Le 18 juin 2023, se déroulera en Suisse une votation sur une loi fédérale concernant les objectifs en matière de protection du climat, sur l’innovation et sur le renforcement de la sécurité énergétique*. Afin d’éclairer cette étape dans l’agenda politique helvétique, Europeanscientist a interviewé Michel de Rougemont, ingénieur, docteur en science et auteurs de plusieurs ouvrages, dont Réarmer la Raison et La grande illusion du sauvetage de la planète par une remise à zéro.
The Europeanscientist : Les Suisses sont appelés prochainement à voter pour une loi sur le climat. Qui est à l’origine de cette proposition et quel en est l’objectif ?
Michel de Rougemont : Le titre complet de cette loi est : « Loi fédérale sur les objectifs en matière de protection du climat, sur l’innovation et sur le renforcement de la sécurité énergétique. »

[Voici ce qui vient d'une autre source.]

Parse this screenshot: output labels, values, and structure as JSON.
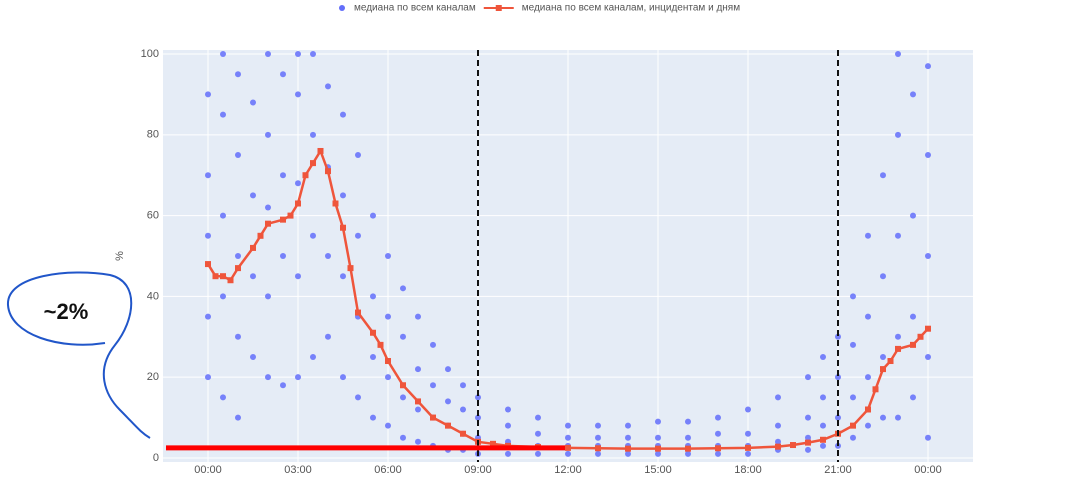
{
  "chart_data": {
    "type": "scatter",
    "y_label": "%",
    "legend": "top",
    "grid": true,
    "xlim": [
      -1.5,
      25.5
    ],
    "ylim": [
      -1,
      101
    ],
    "xticks": [
      {
        "value": 0,
        "label": "00:00"
      },
      {
        "value": 3,
        "label": "03:00"
      },
      {
        "value": 6,
        "label": "06:00"
      },
      {
        "value": 9,
        "label": "09:00"
      },
      {
        "value": 12,
        "label": "12:00"
      },
      {
        "value": 15,
        "label": "15:00"
      },
      {
        "value": 18,
        "label": "18:00"
      },
      {
        "value": 21,
        "label": "21:00"
      },
      {
        "value": 24,
        "label": "00:00"
      }
    ],
    "yticks": [
      0,
      20,
      40,
      60,
      80,
      100
    ],
    "vlines": [
      9,
      21
    ],
    "annotation": {
      "text": "~2%",
      "color": "#2156c9"
    },
    "annotation_line": {
      "y": 2.5,
      "x": [
        -1.4,
        11.9
      ],
      "color": "#ff0000"
    },
    "series": [
      {
        "name": "медиана по всем каналам",
        "color": "#636efa",
        "mode": "markers",
        "x": [
          0,
          0,
          0,
          0,
          0,
          0.5,
          0.5,
          0.5,
          0.5,
          0.5,
          1,
          1,
          1,
          1,
          1,
          1.5,
          1.5,
          1.5,
          1.5,
          2,
          2,
          2,
          2,
          2,
          2.5,
          2.5,
          2.5,
          2.5,
          3,
          3,
          3,
          3,
          3,
          3.5,
          3.5,
          3.5,
          3.5,
          4,
          4,
          4,
          4,
          4.5,
          4.5,
          4.5,
          4.5,
          5,
          5,
          5,
          5,
          5.5,
          5.5,
          5.5,
          5.5,
          6,
          6,
          6,
          6,
          6.5,
          6.5,
          6.5,
          6.5,
          7,
          7,
          7,
          7,
          7.5,
          7.5,
          7.5,
          7.5,
          8,
          8,
          8,
          8,
          8.5,
          8.5,
          8.5,
          8.5,
          9,
          9,
          9,
          9,
          10,
          10,
          10,
          10,
          11,
          11,
          11,
          11,
          12,
          12,
          12,
          12,
          13,
          13,
          13,
          13,
          14,
          14,
          14,
          14,
          15,
          15,
          15,
          15,
          16,
          16,
          16,
          16,
          17,
          17,
          17,
          17,
          18,
          18,
          18,
          18,
          19,
          19,
          19,
          19,
          20,
          20,
          20,
          20,
          20.5,
          20.5,
          20.5,
          20.5,
          21,
          21,
          21,
          21,
          21.5,
          21.5,
          21.5,
          21.5,
          22,
          22,
          22,
          22,
          22.5,
          22.5,
          22.5,
          22.5,
          23,
          23,
          23,
          23,
          23,
          23.5,
          23.5,
          23.5,
          23.5,
          24,
          24,
          24,
          24,
          24
        ],
        "values": [
          20,
          35,
          55,
          70,
          90,
          15,
          40,
          60,
          85,
          100,
          10,
          30,
          50,
          75,
          95,
          25,
          45,
          65,
          88,
          20,
          40,
          62,
          80,
          100,
          18,
          50,
          70,
          95,
          20,
          45,
          68,
          90,
          100,
          25,
          55,
          80,
          100,
          30,
          50,
          72,
          92,
          20,
          45,
          65,
          85,
          15,
          35,
          55,
          75,
          10,
          25,
          40,
          60,
          8,
          20,
          35,
          50,
          5,
          15,
          30,
          42,
          4,
          12,
          22,
          35,
          3,
          10,
          18,
          28,
          2,
          8,
          14,
          22,
          2,
          6,
          12,
          18,
          1,
          5,
          10,
          15,
          1,
          4,
          8,
          12,
          1,
          3,
          6,
          10,
          1,
          3,
          5,
          8,
          1,
          3,
          5,
          8,
          1,
          3,
          5,
          8,
          1,
          3,
          5,
          9,
          1,
          3,
          5,
          9,
          1,
          3,
          6,
          10,
          1,
          3,
          6,
          12,
          2,
          4,
          8,
          15,
          2,
          5,
          10,
          20,
          3,
          8,
          15,
          25,
          3,
          10,
          20,
          30,
          5,
          15,
          28,
          40,
          8,
          20,
          35,
          55,
          10,
          25,
          45,
          70,
          10,
          30,
          55,
          80,
          100,
          15,
          35,
          60,
          90,
          5,
          25,
          50,
          75,
          97
        ]
      },
      {
        "name": "медиана по всем каналам, инцидентам и дням",
        "color": "#ef553b",
        "mode": "lines+markers",
        "x": [
          0,
          0.25,
          0.5,
          0.75,
          1,
          1.5,
          1.75,
          2,
          2.5,
          2.75,
          3,
          3.25,
          3.5,
          3.75,
          4,
          4.25,
          4.5,
          4.75,
          5,
          5.5,
          5.75,
          6,
          6.5,
          7,
          7.5,
          8,
          8.5,
          9,
          9.5,
          10,
          11,
          12,
          13,
          14,
          15,
          16,
          17,
          18,
          19,
          19.5,
          20,
          20.5,
          21,
          21.5,
          22,
          22.25,
          22.5,
          22.75,
          23,
          23.5,
          23.75,
          24
        ],
        "values": [
          48,
          45,
          45,
          44,
          47,
          52,
          55,
          58,
          59,
          60,
          63,
          70,
          73,
          76,
          71,
          63,
          57,
          47,
          36,
          31,
          28,
          24,
          18,
          14,
          10,
          8,
          6,
          4,
          3.5,
          3,
          2.7,
          2.5,
          2.4,
          2.3,
          2.3,
          2.3,
          2.4,
          2.5,
          2.8,
          3.2,
          3.8,
          4.5,
          6,
          8,
          12,
          17,
          22,
          24,
          27,
          28,
          30,
          32
        ]
      }
    ]
  }
}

C’est le souci que cause le réchauffement climatique qui est à l’origine de cette loi. Elle trouve sa justification dans les engagements que, comme toutes les parties contractantes de l’accord de Paris de 2015, la Suisse s’est contrainte elle-même à tenir, c’est-à-dire de contribuer à maintenir le réchauffement de la planète en dessous de 2 °C, un objectif si peu susceptible d’être atteint qu’il a été révisé à 1,5 °C afin de rendre l’état d’urgence encore plus pressant.
Mais s’il ne s’agissait que de réduire les risques climatiques, personne n’aurait besoin de la Suisse, pays qui génère 0,84 % du PIB mondial, n’utilise que 0,18 % des énergies consommées dans le monde et ne contribue directement que pour 0.08 % aux émanations globales, carbonées et équivalentes. La Suisse ne produit que 29 % de l’énergie qu’elle consomme, et ce entièrement par des sources dites renouvelables décarbonées et l’incinération des déchets.
Être quatre fois plus efficient que la moyenne et, en proportion, dix fois moins émetteur de gaz à effet de serre ne semble pas suffire, nous devons battre notre coulpe plus fort. C’est donc dans un grand esprit de solidarité planétaire qu’un groupe de citoyens a lancé une initiative constitutionnelle appelée « initiative des glaciers » qui a reçu plus des 100 000 signatures valables nécessaires pour qu’un vote populaire doive avoir lieu. L’article proposé stipule d’atteindre un bilan carbone nul en 2050 par une réduction linéaire, interdit la mise en circulation de carburants et combustibles fossiles dès cette date et n’accepte des exceptions uniquement si des puits de carbone compensant ces émissions sont réalisés dans le pays.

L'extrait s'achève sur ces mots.